Cooperación bilateral y postura de México
A pesar de la retórica firme desde Estados Unidos, ambos países sostienen una colaboración estrecha en materia de seguridad. El gobierno mexicano ha entregado a decenas de capos e integrantes de cárteles a la justicia estadounidense y reporta un incremento en decomisos de fentanilo, la droga sintética que más muertes provoca en territorio estadounidense.
No obstante, la presidenta de México, Claudia Sheinbaum, declaró que no tenía “ninguna información” sobre el uso de drones en la frontera y anunció que se investigará el motivo del cierre del espacio aéreo en El Paso.
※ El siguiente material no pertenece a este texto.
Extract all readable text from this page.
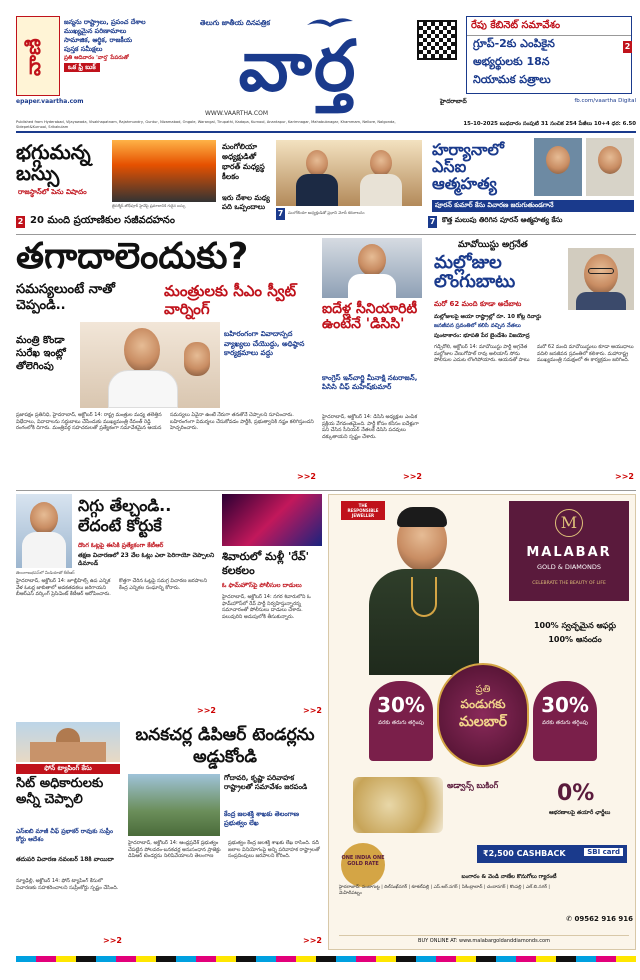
వాణి
జన్మను రాష్ట్రాలు, ప్రపంచ దేశాల
ముఖ్యమైన పరిణామాలు
సామాజిక, ఆర్థిక, రాజకీయ
పుస్తక సమీక్షలు
ప్రతి ఆదివారం 'వార్త' పేపరుతో
ఒక ఫ్రీ బుక్
epaper.vaartha.com
WWW.VAARTHA.COM
తెలుగు జాతీయ దినపత్రిక
వార్త	రేపు కేబినెట్ సమావేశం
గ్రూప్-2కు ఎంపికైన
అభ్యర్థులకు 18న
నియామక పత్రాలు
2
హైదరాబాద్	fb.com/vaartha Digital
Published from Hyderabad, Vijayawada, Visakhapatnam, Rajahmundry, Guntur, Nizamabad, Ongole, Warangal, Tirupathi, Kadapa, Kurnool, Anantapur, Karimnagar, Mahabubnagar, Khammam, Nellore, Nalgonda, Sidepet&Kurnool, Srikakulam	15-10-2025 బుధవారం సంపుటి 31 సంచిక 254 పేజీలు 10+4 ధర: 6.50
భగ్గుమన్న బస్సు
రాజస్థాన్‌లో పెను విషాదం
జైసల్మేర్-జోధ్‌పూర్ హైవేపై ప్రమాదానికి గురైన బస్సు
20 మంది ప్రయాణికుల సజీవదహనం
2
మంగోలియా అధ్యక్షుడితో భారత్ మధ్యస్థ కీలకం
ఇరు దేశాల మధ్య పది ఒప్పందాలు
7	మంగోలియా అధ్యక్షుడితో ప్రధాని మోదీ కరచాలనం
హర్యానాలో ఎస్ఐ ఆత్మహత్య
పూరన్ కుమార్ కేసు విచారణ జరుగుతుండగానే
కొత్త మలుపు తిరిగిన పూరన్ ఆత్మహత్య కేసు
7
తగాదాలెందుకు?
సమస్యలుంటే నాతో చెప్పండి..
మంత్రులకు సీఎం స్వీట్ వార్నింగ్
మంత్రి కొండా సురేఖ ఇంట్లో తోలెగింపు
బహిరంగంగా వివాదాస్పద వ్యాఖ్యలు చేయొద్దు, అధిష్ఠాన కార్యక్రమాలు వద్దు
ప్రజాపక్షం ప్రతినిధి, హైదరాబాద్, అక్టోబర్ 14: రాష్ట్ర మంత్రుల మధ్య తలెత్తిన విభేదాలు, వివాదాలను సర్దుబాటు చేసేందుకు ముఖ్యమంత్రి రేవంత్ రెడ్డి రంగంలోకి దిగారు. మంత్రివర్గ సహచరులతో ప్రత్యేకంగా సమావేశమైన ఆయన సమస్యలు ఏవైనా ఉంటే నేరుగా తనతోనే చెప్పాలని సూచించారు. బహిరంగంగా విమర్శలు చేసుకోవడం పార్టీకి, ప్రభుత్వానికి నష్టం కలిగిస్తుందని హెచ్చరించారు.
>>2
ఐదేళ్ల సీనియారిటీ ఉంటేనే 'డిసిసి'
కాంగ్రెస్ ఇన్‌చార్జి మీనాక్షి నటరాజన్, పిసిసి చీఫ్ మహేష్‌కుమార్
హైదరాబాద్, అక్టోబర్ 14: డిసిసి అధ్యక్షుల ఎంపిక ప్రక్రియ వేగవంతమైంది. పార్టీ కోసం కనీసం ఐదేళ్లుగా పని చేసిన సీనియర్ నేతలకే డిసిసి పదవులు దక్కుతాయని స్పష్టం చేశారు.
>>2
మావోయిస్టు అగ్రనేత
మల్లోజుల లొంగుబాటు
మరో 62 మంది కూడా అదేబాట
మల్లోజులపై ఆయా రాష్ట్రాల్లో రూ. 10 కోట్ల రివార్డు
జనజీవన స్రవంతిలో కలిసి వచ్చిన నేతలు
పుంటాకారం: భూపతి పేర బైండేశెం విజయోద్ర
గడ్చిరోలి, అక్టోబర్ 14: మావోయిస్టు పార్టీ అగ్రనేత మల్లోజుల వేణుగోపాల్ రావు అలియాస్ సోను పోలీసుల ఎదుట లొంగిపోయారు. ఆయనతో పాటు మరో 62 మంది మావోయిస్టులు కూడా ఆయుధాలు వదిలి జనజీవన స్రవంతిలో కలిశారు. మహారాష్ట్ర ముఖ్యమంత్రి సమక్షంలో ఈ కార్యక్రమం జరిగింది.
>>2
నిగ్గు తేల్చండి.. లేదంటే కోర్టుకే
దొంగ ఓట్లపై ఈసికి ప్రత్యేకంగా కేటీఆర్
తెలంగాణభవన్‌లో మీడియాతో కేటీఆర్
తక్షణ విచారణలో 23 వేల ఓట్లు ఎలా పెరిగాయో చెప్పాలని డిమాండ్
హైదరాబాద్, అక్టోబర్ 14: జూబ్లీహిల్స్ ఉప ఎన్నిక వేళ ఓటర్ల జాబితాలో అవకతవకలు జరిగాయని బీఆర్ఎస్ వర్కింగ్ ప్రెసిడెంట్ కేటీఆర్ ఆరోపించారు. కొత్తగా చేరిన ఓట్లపై సమగ్ర విచారణ జరపాలని కేంద్ర ఎన్నికల సంఘాన్ని కోరారు.
>>2
శివారులో మళ్లీ 'రేవ్' కలకలం
ఓ ఫామ్‌హౌస్‌పై పోలీసుల దాడులు
హైదరాబాద్, అక్టోబర్ 14: నగర శివారులోని ఓ ఫామ్‌హౌస్‌లో రేవ్ పార్టీ నిర్వహిస్తున్నారన్న సమాచారంతో పోలీసులు దాడులు చేశారు. పలువురిని అదుపులోకి తీసుకున్నారు.
>>2
ఫోన్ ట్యాపింగ్ కేసు
సిట్ అధికారులకు అన్నీ చెప్పాలి
ఎస్ఐబి మాజీ చీఫ్ ప్రభాకర్ రావుకు సుప్రీం కోర్టు ఆదేశం
తదుపరి విచారణ నవంబర్ 18కి వాయిదా
న్యూఢిల్లీ, అక్టోబర్ 14: ఫోన్ ట్యాపింగ్ కేసులో విచారణకు సహకరించాలని సుప్రీంకోర్టు స్పష్టం చేసింది.
>>2
బనకచర్ల డిపిఆర్ టెండర్లను అడ్డుకోండి
గోదావరి, కృష్ణా పరివాహక రాష్ట్రాలతో సమావేశం జరపండి
కేంద్ర జలశక్తి శాఖకు తెలంగాణ ప్రభుత్వం లేఖ
హైదరాబాద్, అక్టోబర్ 14: ఆంధ్రప్రదేశ్ ప్రభుత్వం చేపట్టిన పోలవరం-బనకచర్ల అనుసంధాన ప్రాజెక్టు డిపిఆర్ టెండర్లను నిలిపివేయాలని తెలంగాణ ప్రభుత్వం కేంద్ర జలశక్తి శాఖకు లేఖ రాసింది. నదీ జలాల వినియోగంపై అన్ని పరివాహక రాష్ట్రాలతో సంప్రదింపులు జరపాలని కోరింది.
>>2
THE RESPONSIBLE JEWELLER	M
MALABAR
GOLD & DIAMONDS
CELEBRATE THE BEAUTY OF LIFE
100% స్వచ్ఛమైన ఆఫర్లు
100% ఆనందం
30%
వరకు తరుగు తగ్గింపు
ప్రతి
పండుగకు
మలబార్
30%
వరకు తరుగు తగ్గింపు
అడ్వాన్స్ బుకింగ్	0%
ఆభరణాలపై తయారీ ఛార్జీలు
ONE INDIA ONE GOLD RATE
₹2,500 CASHBACK	SBI card
బంగారం & వెండి నాణేల కొనుగోలు గ్యారంటీ
హైదరాబాద్: పంజాగుట్ట | దిల్‌సుఖ్‌నగర్ | కూకట్‌పల్లి | ఎస్.ఆర్.నగర్ | సికింద్రాబాద్ | చందానగర్ | కొంపల్లి | ఎల్.బి.నగర్ | మెహిదీపట్నం
✆ 09562 916 916
BUY ONLINE AT: www.malabargoldanddiamonds.com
La falta de información inmediata desde el lado mexicano añade un elemento de incertidumbre al caso, mientras autoridades de ambos países revisan los detalles del operativo.
El uso de drones por el narcotráfico: una amenaza en expansión
El empleo de drones por parte de organizaciones criminales no es nuevo, pero su presencia en espacio aéreo estadounidense representa un escalamiento significativo. Analistas señalan que estos dispositivos permiten operaciones de bajo costo, difícil detección y alto impacto estratégico.
En años recientes, se han documentado intentos de cruce de drogas mediante drones en distintos puntos de la frontera. Sin embargo, la neutralización directa por parte del Pentágono eleva el nivel del conflicto a un plano más delicado.
La prioridad para Washington fue garantizar la seguridad del tráfico comercial y evitar riesgos para vuelos civiles. La rápida reapertura del aeropuerto sugiere que la amenaza fue contenida con eficacia.
¿Escalada o advertencia?
El incidente podría interpretarse como una advertencia clara: el espacio aéreo estadounidense es una línea roja. La neutralización inmediata envía un mensaje tanto a los cárteles como a la opinión pública sobre la disposición del gobierno de actuar con rapidez.
Al mismo tiempo, el episodio subraya la complejidad de la relación bilateral en materia de seguridad. Mientras continúan las extradiciones y decomisos, la presión política y mediática aumenta cada vez que ocurre un evento de alto perfil en la frontera.
Por ahora, las operaciones aéreas en El Paso han regresado a la normalidad. Pero el debate sobre el uso de drones por el narcotráfico y la posible respuesta militar de Estados Unidos apenas comienza.